Gregory Porter
@ the Love Supreme Jazz Festival
7 July 2013
Click an image to enlarge.
Gregory Porter’s Desert Island Discs
Which 2 albums would you take with you to a
desert island?
Eddie Harris, Les McCann – Swiss Movement
Nat King Cole – Nature Boy
Biography
With a voice that can caress or confront, embrace
or exhort, Gregory Porter exhibits such an incredible degree of
vocal mastery, that no less a jazz luminary than Wynton Marsalis
has gone on record to call him “a fantastic young singer.”
Born in Los Angeles, raised in Bakersfield, residing presently in
Bedstuy, Brooklyn, Porter performs around the UK, Europe, Russia
and USA. A frequent guest performer with the Jazz at Lincoln Center
Jazz Orchestra, Porter also maintains a long-standing residency
at Smoke Jazz Club in New York.
Porter’s debut recording “Water”
received a Grammy Nomination in 2010 for Best Jazz Album. It was
produced by saxophonist, pianist, composer and good friend Kamau
Kenyatta. Kenyatta who bears much of the responsibility for Porter’s
career trajectory, which can be traced back to Porter’s early
days singing in small jazz clubs in San Diego. He lived there while
at San Diego State University on a football scholarship, as an outside
linebacker, until a shoulder injury sidelined him permanently. Recognising
his talents Kenyatta, along with saxophonist Daniel Jackson, nurtured
the burgeoning performer and as Porter says, “taught him what
he needed to know.” Kenyatta invited Porter to visit him in
the studio in Los Angeles, where he was producing the flutist Hubert
Laws’ Remembers the Unforgettable Nat King Cole. Certainly
Kenyatta was aware of Porter’s childhood infatuation with
Cole’s music and certainly he could hear the echoes of Cole’s
mellow baritone in Porter’s own voice.
Eloise Laws a highly respected singer and recording
artist in her own right, joined the cast of the musical theater
play, “It Ain’t Nothin’ But The Blues.”
Although he’d only had minimal theatrical experience to that
point in the Doo Wop musical “Avenue X”, Porter eventually
was cast in one of eight lead roles when the play opened in Colorado
at the Denver Center for the Performing Arts and followed it to
Off-Broadway and then Broadway theater, where the NY Times, in its
1999 rave review, mentioned Porter among the show’s “powerhouse
line up of singers.” The musical went on to earn both Tony
and Drama Desk Award nominations that year.
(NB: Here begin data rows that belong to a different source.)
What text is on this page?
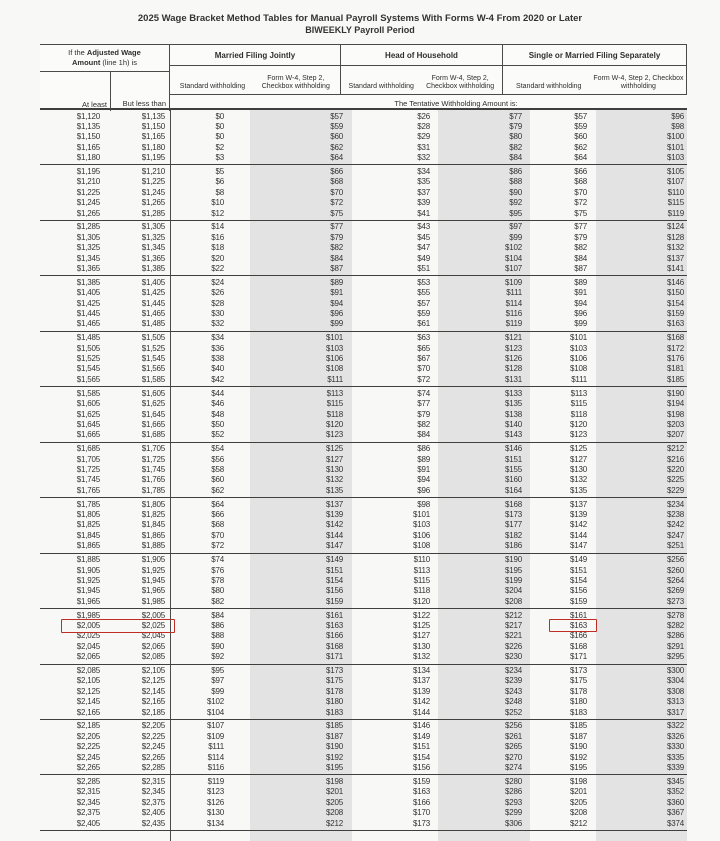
2025 Wage Bracket Method Tables for Manual Payroll Systems With Forms W-4 From 2020 or Later
BIWEEKLY Payroll Period
If the Adjusted Wage
Amount (line 1h) is
At least	But less than
Married Filing Jointly
Standard withholding
Form W-4, Step 2, Checkbox withholding
Head of Household
Standard withholding
Form W-4, Step 2, Checkbox withholding
Single or Married Filing Separately
Standard withholding
Form W-4, Step 2, Checkbox withholding
The Tentative Withholding Amount is:
$1,120	$1,135	$0	$57	$26	$77	$57	$96
$1,135	$1,150	$0	$59	$28	$79	$59	$98
$1,150	$1,165	$0	$60	$29	$80	$60	$100
$1,165	$1,180	$2	$62	$31	$82	$62	$101
$1,180	$1,195	$3	$64	$32	$84	$64	$103
$1,195	$1,210	$5	$66	$34	$86	$66	$105
$1,210	$1,225	$6	$68	$35	$88	$68	$107
$1,225	$1,245	$8	$70	$37	$90	$70	$110
$1,245	$1,265	$10	$72	$39	$92	$72	$115
$1,265	$1,285	$12	$75	$41	$95	$75	$119
$1,285	$1,305	$14	$77	$43	$97	$77	$124
$1,305	$1,325	$16	$79	$45	$99	$79	$128
$1,325	$1,345	$18	$82	$47	$102	$82	$132
$1,345	$1,365	$20	$84	$49	$104	$84	$137
$1,365	$1,385	$22	$87	$51	$107	$87	$141
$1,385	$1,405	$24	$89	$53	$109	$89	$146
$1,405	$1,425	$26	$91	$55	$111	$91	$150
$1,425	$1,445	$28	$94	$57	$114	$94	$154
$1,445	$1,465	$30	$96	$59	$116	$96	$159
$1,465	$1,485	$32	$99	$61	$119	$99	$163
$1,485	$1,505	$34	$101	$63	$121	$101	$168
$1,505	$1,525	$36	$103	$65	$123	$103	$172
$1,525	$1,545	$38	$106	$67	$126	$106	$176
$1,545	$1,565	$40	$108	$70	$128	$108	$181
$1,565	$1,585	$42	$111	$72	$131	$111	$185
$1,585	$1,605	$44	$113	$74	$133	$113	$190
$1,605	$1,625	$46	$115	$77	$135	$115	$194
$1,625	$1,645	$48	$118	$79	$138	$118	$198
$1,645	$1,665	$50	$120	$82	$140	$120	$203
$1,665	$1,685	$52	$123	$84	$143	$123	$207
$1,685	$1,705	$54	$125	$86	$146	$125	$212
$1,705	$1,725	$56	$127	$89	$151	$127	$216
$1,725	$1,745	$58	$130	$91	$155	$130	$220
$1,745	$1,765	$60	$132	$94	$160	$132	$225
$1,765	$1,785	$62	$135	$96	$164	$135	$229
$1,785	$1,805	$64	$137	$98	$168	$137	$234
$1,805	$1,825	$66	$139	$101	$173	$139	$238
$1,825	$1,845	$68	$142	$103	$177	$142	$242
$1,845	$1,865	$70	$144	$106	$182	$144	$247
$1,865	$1,885	$72	$147	$108	$186	$147	$251
$1,885	$1,905	$74	$149	$110	$190	$149	$256
$1,905	$1,925	$76	$151	$113	$195	$151	$260
$1,925	$1,945	$78	$154	$115	$199	$154	$264
$1,945	$1,965	$80	$156	$118	$204	$156	$269
$1,965	$1,985	$82	$159	$120	$208	$159	$273
$1,985	$2,005	$84	$161	$122	$212	$161	$278
$2,005	$2,025	$86	$163	$125	$217	$163	$282
$2,025	$2,045	$88	$166	$127	$221	$166	$286
$2,045	$2,065	$90	$168	$130	$226	$168	$291
$2,065	$2,085	$92	$171	$132	$230	$171	$295
$2,085	$2,105	$95	$173	$134	$234	$173	$300
$2,105	$2,125	$97	$175	$137	$239	$175	$304
$2,125	$2,145	$99	$178	$139	$243	$178	$308
$2,145	$2,165	$102	$180	$142	$248	$180	$313
$2,165	$2,185	$104	$183	$144	$252	$183	$317
$2,185	$2,205	$107	$185	$146	$256	$185	$322
$2,205	$2,225	$109	$187	$149	$261	$187	$326
$2,225	$2,245	$111	$190	$151	$265	$190	$330
$2,245	$2,265	$114	$192	$154	$270	$192	$335
$2,265	$2,285	$116	$195	$156	$274	$195	$339
$2,285	$2,315	$119	$198	$159	$280	$198	$345
$2,315	$2,345	$123	$201	$163	$286	$201	$352
$2,345	$2,375	$126	$205	$166	$293	$205	$360
$2,375	$2,405	$130	$208	$170	$299	$208	$367
$2,405	$2,435	$134	$212	$173	$306	$212	$374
Porter’s success on the stage with “It
Ain’t Nothin’ But the Blues” paved the way for
another theatrical outing and pairing with Eloise Laws. In his semi-autobiographical
“Nat King Cole and Me,” he dramatically documented his
childhood, which was marked by an absentee father and the joy and
pain he heard when listening to his mother’s Nat King Cole
records. This led to a rich imaginary life where the young Porter
actually believed that the legendary crooner was indeed his dad,
and that the love songs Cole sang were secretly being sung to him.
Porter’s moving “Nat King Cole & Me” ran for
two very successful months at the Denver Center for the Performing
Arts and traveled to Houston TX.
2011 has brought nominations from the Jazz Journalists
Association for Best Male Vocalist and a German Record Critics Award.
In the UK, Gregory recorded a session for Jamie Cullum’s BBC
Radio 2 program and featured with Jools Holland on BBC TV’s
‘Later’. On July 4th, Gregory made his UK performance
debut to a sell out crowd at The Pizza Express Jazz Club, London.
Porter continues to gain the admiration of the UK and Europe’s
music and national media with his distinctive style.